๐ค AI Summary
This work addresses the challenges of dynamic graph modeling and extreme class imbalance in inductive graph anomaly detection by proposing a novel data-centric framework. The approach uniquely integrates a discrete autoregressive graph diffusion model with a curriculum-based anomaly augmentation mechanism: the former generates local subgraphs that faithfully reflect the structural distribution of real anomalies, while the latter dynamically emphasizes underrepresented anomaly patterns during training, enabling adaptive and balanced data generation. By decoupling the inherent tension between model staticity and data imbalance, the framework significantly enhances the detection performance and generalization capability for unseen anomalous nodes across five benchmark datasets.
๐ Abstract
Graph anomaly detection (GAD) is crucial in applications like fraud detection and cybersecurity.
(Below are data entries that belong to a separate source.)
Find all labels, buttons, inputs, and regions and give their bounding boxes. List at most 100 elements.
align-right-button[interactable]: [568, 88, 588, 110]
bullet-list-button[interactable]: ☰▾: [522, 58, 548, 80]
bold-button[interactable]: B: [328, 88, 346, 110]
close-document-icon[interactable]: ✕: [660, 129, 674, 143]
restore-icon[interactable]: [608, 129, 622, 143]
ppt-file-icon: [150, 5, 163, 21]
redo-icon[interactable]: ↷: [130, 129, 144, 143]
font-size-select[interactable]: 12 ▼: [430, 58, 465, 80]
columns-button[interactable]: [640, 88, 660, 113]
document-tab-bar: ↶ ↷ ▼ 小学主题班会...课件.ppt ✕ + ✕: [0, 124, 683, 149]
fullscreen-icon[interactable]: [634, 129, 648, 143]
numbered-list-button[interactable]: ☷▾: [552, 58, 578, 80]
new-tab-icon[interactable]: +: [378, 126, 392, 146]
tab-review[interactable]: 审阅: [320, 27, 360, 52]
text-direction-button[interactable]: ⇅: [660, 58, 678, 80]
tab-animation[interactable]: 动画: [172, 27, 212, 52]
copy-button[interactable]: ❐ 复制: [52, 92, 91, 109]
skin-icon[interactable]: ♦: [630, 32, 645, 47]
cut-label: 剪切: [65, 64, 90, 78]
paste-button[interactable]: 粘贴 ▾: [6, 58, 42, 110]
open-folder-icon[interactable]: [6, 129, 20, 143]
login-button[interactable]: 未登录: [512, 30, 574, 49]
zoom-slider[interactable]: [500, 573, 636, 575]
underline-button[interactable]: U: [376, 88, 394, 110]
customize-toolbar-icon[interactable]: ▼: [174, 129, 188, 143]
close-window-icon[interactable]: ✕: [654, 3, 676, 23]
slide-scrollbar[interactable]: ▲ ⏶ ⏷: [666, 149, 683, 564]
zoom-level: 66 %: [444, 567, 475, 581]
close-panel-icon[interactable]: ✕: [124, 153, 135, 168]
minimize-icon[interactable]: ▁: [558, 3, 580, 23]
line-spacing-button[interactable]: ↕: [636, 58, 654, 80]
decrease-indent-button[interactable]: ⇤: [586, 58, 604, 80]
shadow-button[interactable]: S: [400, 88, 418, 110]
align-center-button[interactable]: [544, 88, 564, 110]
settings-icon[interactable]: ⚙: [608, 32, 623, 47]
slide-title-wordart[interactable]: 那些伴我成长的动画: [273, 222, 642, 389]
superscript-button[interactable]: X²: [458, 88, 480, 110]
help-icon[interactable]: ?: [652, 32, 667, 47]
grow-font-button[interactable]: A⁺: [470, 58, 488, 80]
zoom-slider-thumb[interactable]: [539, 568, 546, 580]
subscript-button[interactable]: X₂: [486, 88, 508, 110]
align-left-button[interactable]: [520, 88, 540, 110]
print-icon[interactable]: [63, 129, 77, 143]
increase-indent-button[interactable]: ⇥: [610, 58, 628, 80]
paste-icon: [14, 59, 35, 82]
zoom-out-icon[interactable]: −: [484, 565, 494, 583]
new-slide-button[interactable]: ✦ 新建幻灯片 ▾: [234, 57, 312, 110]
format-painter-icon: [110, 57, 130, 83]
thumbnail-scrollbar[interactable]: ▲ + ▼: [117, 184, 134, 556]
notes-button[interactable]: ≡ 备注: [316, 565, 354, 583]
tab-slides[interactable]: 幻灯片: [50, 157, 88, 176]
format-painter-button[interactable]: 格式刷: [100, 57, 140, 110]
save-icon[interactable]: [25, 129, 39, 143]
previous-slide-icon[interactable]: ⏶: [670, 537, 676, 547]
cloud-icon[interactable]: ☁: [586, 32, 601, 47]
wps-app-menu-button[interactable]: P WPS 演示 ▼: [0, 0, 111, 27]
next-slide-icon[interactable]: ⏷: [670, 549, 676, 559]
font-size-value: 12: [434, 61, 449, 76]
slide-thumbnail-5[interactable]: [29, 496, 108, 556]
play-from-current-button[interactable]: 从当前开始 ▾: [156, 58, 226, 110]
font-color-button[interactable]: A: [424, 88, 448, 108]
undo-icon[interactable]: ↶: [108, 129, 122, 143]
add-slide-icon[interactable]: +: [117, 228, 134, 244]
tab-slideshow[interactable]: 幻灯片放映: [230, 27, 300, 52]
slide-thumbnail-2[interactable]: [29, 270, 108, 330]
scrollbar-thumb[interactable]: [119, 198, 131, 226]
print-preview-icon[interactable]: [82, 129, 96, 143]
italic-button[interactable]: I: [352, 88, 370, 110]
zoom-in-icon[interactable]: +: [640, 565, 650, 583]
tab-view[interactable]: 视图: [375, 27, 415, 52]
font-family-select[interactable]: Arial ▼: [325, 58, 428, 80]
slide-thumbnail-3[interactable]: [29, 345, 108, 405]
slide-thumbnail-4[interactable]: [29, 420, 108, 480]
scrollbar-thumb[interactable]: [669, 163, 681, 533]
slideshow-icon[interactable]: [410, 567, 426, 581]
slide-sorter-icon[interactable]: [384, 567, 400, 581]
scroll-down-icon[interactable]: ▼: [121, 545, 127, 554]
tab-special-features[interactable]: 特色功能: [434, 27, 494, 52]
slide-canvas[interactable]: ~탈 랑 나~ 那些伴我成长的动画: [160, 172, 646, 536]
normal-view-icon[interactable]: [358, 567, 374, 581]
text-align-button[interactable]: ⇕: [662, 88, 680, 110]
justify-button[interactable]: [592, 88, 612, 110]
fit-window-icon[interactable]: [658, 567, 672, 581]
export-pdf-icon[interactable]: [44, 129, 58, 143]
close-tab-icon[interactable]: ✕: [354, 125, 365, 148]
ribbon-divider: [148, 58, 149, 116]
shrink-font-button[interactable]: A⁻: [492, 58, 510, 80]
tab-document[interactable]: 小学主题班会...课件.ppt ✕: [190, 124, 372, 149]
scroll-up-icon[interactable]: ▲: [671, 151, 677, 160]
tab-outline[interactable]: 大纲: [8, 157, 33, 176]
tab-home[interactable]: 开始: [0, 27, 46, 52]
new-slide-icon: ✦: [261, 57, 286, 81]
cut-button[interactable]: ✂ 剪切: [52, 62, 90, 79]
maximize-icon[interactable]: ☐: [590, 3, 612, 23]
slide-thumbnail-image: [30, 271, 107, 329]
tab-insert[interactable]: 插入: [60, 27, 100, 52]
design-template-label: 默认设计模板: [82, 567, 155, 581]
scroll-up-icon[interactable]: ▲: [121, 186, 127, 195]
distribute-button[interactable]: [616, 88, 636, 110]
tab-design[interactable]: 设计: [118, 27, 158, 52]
Despite recent advancements using graph neural networks (GNNs), two major challenges persist. At the model level, most methods adopt a transductive learning paradigm, which assumes static graph structures, making them unsuitable for dynamic, evolving networks. At the data level, the extreme class imbalance, where anomalous nodes are rare, leads to biased models that fail to generalize to unseen anomalies. These challenges are interdependent: static transductive frameworks limit effective data augmentation, while imbalance exacerbates model distortion in inductive learning settings. To address these challenges, we propose a novel data-centric framework that integrates dynamic graph modeling with balanced anomaly synthesis. Our framework features: (1) a discrete ego-graph diffusion model, which captures the local topology of anomalies to generate ego-graphs aligned with anomalous structural distribution, and (2) a curriculum anomaly augmentation mechanism, which dynamically adjusts synthetic data generation during training, focusing on underrepresented anomaly patterns to improve detection and generalization. Experiments on five datasets demonstrate that the effectiveness of our framework.